Which of the following is equal to the least positive integer that is divisible by each of the integers 4 through 10, inclusive?

(A) (2^3)(3^2)(5)(7)

(B) (2^3)(3^3)(5^2)(7)

(C) (2^4)(3^3)(5)(7)

(D) (2^5)(3^2)(5)(7)

(E) (2^6)(3^3)(5^2)(7)


[spoiler]I am surprised how many of PS problems, all relate to Prime numbers/factorization!

Answer: A
To find the least common multiple of several numbers, start by finding the prime factorization of each number:

4 = 2^2
5 = 5
6 = 2 x 3
7 = 7
8 = 2^3
9 = 3^2
10 = 2 x 5

The least common multiple will contain every prime factor, so there must be a 2, a 3, a 5, and a 7 in the result. To find the exponent, look for the largest exponent among the factorizations.
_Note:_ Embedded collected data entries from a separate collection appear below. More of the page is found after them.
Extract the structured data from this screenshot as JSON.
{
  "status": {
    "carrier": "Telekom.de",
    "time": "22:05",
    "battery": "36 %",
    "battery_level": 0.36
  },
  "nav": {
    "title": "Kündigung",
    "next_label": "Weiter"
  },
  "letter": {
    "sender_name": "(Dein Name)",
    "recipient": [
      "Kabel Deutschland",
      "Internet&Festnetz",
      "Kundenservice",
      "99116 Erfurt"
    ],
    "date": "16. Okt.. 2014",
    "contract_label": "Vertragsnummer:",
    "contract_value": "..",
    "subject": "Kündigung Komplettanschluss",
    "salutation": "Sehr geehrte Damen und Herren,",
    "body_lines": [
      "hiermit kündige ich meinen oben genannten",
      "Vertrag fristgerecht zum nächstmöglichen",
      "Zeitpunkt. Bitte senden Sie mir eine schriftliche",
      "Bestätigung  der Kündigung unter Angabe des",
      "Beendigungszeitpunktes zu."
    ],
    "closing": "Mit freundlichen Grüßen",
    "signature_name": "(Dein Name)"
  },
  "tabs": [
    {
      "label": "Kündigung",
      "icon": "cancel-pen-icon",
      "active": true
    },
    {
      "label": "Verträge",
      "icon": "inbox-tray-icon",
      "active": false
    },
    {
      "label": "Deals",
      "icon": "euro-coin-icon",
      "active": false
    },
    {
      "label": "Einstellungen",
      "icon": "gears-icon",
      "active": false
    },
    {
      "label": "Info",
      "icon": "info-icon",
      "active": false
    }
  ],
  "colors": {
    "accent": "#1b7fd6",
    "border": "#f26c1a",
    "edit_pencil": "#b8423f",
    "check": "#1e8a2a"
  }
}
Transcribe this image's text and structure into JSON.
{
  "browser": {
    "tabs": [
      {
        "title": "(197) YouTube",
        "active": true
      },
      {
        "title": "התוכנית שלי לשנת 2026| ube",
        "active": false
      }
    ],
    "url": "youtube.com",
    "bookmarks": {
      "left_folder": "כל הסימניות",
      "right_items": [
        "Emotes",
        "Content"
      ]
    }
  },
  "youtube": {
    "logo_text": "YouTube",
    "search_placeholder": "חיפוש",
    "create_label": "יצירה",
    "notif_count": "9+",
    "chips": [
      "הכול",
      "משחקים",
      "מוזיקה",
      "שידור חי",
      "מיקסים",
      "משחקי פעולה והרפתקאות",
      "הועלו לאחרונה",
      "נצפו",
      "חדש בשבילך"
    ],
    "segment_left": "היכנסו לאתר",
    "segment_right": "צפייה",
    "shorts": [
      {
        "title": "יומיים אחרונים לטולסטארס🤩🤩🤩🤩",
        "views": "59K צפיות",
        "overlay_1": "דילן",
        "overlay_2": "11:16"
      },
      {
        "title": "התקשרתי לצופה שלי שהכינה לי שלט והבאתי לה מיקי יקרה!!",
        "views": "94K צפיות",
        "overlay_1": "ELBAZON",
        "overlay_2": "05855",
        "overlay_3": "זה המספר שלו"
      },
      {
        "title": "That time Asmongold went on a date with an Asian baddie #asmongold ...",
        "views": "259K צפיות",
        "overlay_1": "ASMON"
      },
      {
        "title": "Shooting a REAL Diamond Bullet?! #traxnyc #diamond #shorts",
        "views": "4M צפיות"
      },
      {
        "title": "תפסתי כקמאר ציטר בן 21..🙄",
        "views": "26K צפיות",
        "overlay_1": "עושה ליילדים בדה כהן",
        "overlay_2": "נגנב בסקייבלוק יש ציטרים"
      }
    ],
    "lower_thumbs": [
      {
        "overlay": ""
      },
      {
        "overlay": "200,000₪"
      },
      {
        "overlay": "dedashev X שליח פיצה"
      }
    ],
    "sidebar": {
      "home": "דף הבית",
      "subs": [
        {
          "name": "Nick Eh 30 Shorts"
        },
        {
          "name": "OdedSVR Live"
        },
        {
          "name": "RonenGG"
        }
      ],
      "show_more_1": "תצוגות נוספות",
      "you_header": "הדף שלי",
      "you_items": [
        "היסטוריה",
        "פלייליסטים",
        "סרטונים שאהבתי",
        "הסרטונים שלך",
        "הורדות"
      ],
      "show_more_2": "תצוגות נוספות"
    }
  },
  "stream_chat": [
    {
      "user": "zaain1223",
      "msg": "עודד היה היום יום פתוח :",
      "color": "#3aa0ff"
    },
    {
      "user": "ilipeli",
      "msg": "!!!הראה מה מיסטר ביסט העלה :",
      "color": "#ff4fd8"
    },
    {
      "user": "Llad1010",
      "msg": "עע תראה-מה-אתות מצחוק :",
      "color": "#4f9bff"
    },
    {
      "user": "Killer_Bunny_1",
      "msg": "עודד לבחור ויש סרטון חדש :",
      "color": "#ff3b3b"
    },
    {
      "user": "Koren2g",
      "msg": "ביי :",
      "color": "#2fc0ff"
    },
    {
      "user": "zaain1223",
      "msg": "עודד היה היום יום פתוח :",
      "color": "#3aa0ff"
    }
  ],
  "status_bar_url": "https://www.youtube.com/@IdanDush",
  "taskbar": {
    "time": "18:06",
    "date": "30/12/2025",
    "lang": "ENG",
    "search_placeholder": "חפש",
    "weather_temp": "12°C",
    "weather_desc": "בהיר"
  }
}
For instance, there is a 2 in the factorizations of 4, 6, 8, and 10. The largest exponent is 2^3, the factorization of 8. Thus, the least common multiple will contain 2^3. That limits our choices to (A) and (B).

The largest exponent of 3 is 3^2, in 9. The only exponents of 5 and 7 are 1, so the answer we're looking for is (A), (2^3)(3^2)(5)(7).v[/spoiler]